何が起きたのか一瞬理解出来なかったナタリィも流石に焦ったのか。
わたわたと慌てながらも基礎魔法を使って自室になりつつある客間のベッドに運び込む。
既に呼吸の乱れつつある自らの身体は煩わしいが、今はそれどころではないとトルシェの服に手をかけた。
少しでも呼吸が楽になるように上まできっちりと止められているボタンを外していけば、眉間に寄せられた皺が少しずつ緩んでいく。

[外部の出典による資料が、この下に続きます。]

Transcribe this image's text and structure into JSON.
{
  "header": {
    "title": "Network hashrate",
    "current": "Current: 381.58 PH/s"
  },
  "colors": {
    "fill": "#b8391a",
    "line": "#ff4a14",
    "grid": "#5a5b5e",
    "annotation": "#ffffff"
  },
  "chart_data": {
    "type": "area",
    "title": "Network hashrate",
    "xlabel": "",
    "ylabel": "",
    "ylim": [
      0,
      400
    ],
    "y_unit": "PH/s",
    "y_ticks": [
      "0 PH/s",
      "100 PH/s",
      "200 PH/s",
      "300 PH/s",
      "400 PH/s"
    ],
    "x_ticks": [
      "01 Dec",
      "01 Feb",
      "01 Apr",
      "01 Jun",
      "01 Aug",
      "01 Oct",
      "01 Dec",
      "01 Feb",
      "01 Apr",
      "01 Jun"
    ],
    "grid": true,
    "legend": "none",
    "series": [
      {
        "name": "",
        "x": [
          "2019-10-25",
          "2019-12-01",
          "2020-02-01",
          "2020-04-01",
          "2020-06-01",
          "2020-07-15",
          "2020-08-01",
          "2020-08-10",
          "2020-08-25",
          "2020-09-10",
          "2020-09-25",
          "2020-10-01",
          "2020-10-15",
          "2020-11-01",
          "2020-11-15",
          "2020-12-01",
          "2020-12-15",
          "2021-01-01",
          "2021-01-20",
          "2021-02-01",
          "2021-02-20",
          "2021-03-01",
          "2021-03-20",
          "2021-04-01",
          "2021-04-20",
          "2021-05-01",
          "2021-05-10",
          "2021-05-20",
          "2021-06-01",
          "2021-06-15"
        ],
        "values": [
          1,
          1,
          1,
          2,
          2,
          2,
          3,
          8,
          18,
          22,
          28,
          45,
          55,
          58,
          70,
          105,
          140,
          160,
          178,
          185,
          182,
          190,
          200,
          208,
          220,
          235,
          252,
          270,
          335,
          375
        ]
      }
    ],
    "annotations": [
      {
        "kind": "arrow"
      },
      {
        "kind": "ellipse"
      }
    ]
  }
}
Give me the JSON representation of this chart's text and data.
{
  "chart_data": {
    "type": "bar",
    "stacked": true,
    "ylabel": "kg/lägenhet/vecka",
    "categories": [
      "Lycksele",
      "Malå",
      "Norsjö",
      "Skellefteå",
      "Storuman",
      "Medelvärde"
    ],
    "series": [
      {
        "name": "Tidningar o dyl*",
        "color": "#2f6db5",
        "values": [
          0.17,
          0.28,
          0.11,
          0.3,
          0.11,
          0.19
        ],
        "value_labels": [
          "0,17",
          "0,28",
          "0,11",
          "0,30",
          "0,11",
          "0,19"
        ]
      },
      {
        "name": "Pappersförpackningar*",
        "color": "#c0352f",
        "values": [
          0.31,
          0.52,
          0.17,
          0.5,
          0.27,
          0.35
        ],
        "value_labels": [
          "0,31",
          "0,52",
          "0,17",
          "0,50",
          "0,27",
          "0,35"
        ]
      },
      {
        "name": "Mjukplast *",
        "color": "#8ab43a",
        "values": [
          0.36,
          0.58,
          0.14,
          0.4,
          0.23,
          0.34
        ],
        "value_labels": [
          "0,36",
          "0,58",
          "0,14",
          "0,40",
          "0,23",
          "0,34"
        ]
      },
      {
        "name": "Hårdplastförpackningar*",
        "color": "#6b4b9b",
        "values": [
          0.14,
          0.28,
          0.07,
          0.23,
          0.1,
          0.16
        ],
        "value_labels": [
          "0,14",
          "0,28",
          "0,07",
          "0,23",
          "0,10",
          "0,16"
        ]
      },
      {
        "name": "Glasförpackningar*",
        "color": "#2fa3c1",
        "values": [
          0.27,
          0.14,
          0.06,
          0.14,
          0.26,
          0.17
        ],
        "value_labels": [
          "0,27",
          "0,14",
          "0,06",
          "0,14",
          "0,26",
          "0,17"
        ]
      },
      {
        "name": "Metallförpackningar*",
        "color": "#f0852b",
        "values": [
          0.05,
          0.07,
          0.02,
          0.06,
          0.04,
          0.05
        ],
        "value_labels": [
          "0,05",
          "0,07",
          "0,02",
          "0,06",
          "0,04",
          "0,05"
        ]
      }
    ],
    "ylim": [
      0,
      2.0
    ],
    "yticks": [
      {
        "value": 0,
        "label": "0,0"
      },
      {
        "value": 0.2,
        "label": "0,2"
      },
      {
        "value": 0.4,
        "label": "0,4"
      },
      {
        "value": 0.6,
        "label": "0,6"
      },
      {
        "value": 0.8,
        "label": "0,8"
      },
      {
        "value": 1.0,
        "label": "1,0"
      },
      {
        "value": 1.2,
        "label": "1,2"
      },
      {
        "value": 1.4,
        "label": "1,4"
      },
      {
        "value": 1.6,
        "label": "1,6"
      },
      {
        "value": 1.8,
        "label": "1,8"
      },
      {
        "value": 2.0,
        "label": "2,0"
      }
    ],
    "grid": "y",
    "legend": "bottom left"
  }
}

「…明らかに魔力の使いすぎだよね。どうしようかな。3人がいれば簡単に何とかできるんだろうけど…。」
真っ青な顔をした彼に意を決して軽く手を当て、術式を展開していった。
魔力量の多いものであれば、こんなまどろっこしい方法を取ることなく使用できるのだが、生憎ナタリィにはこの方法しかない。
魔力贈与
そう小さく呟けば彼女の身体を包むように現れた緑色の魔力はゆっくりトルシェへと流れ込んでいく。
役に立つほどの魔力量は持っていないが、安らかな休息が取れるいくらいまでなら回復させられるはずだ。
そう思って始めたものの、思っていた以上に魔力の消耗が激しく30分ほどで力尽きてしまった。
喉を燻る感覚にここでは彼を起こしてしまうと部屋の外へ出ればタイミングを見計らったかのように咳き込む。
ちょっと頑張りすぎたみたい。
扉に預けていた身体がずるずると下がる感覚を他人事のように感じながら遠くなる意識に逆らうことなく目を閉じるのだった。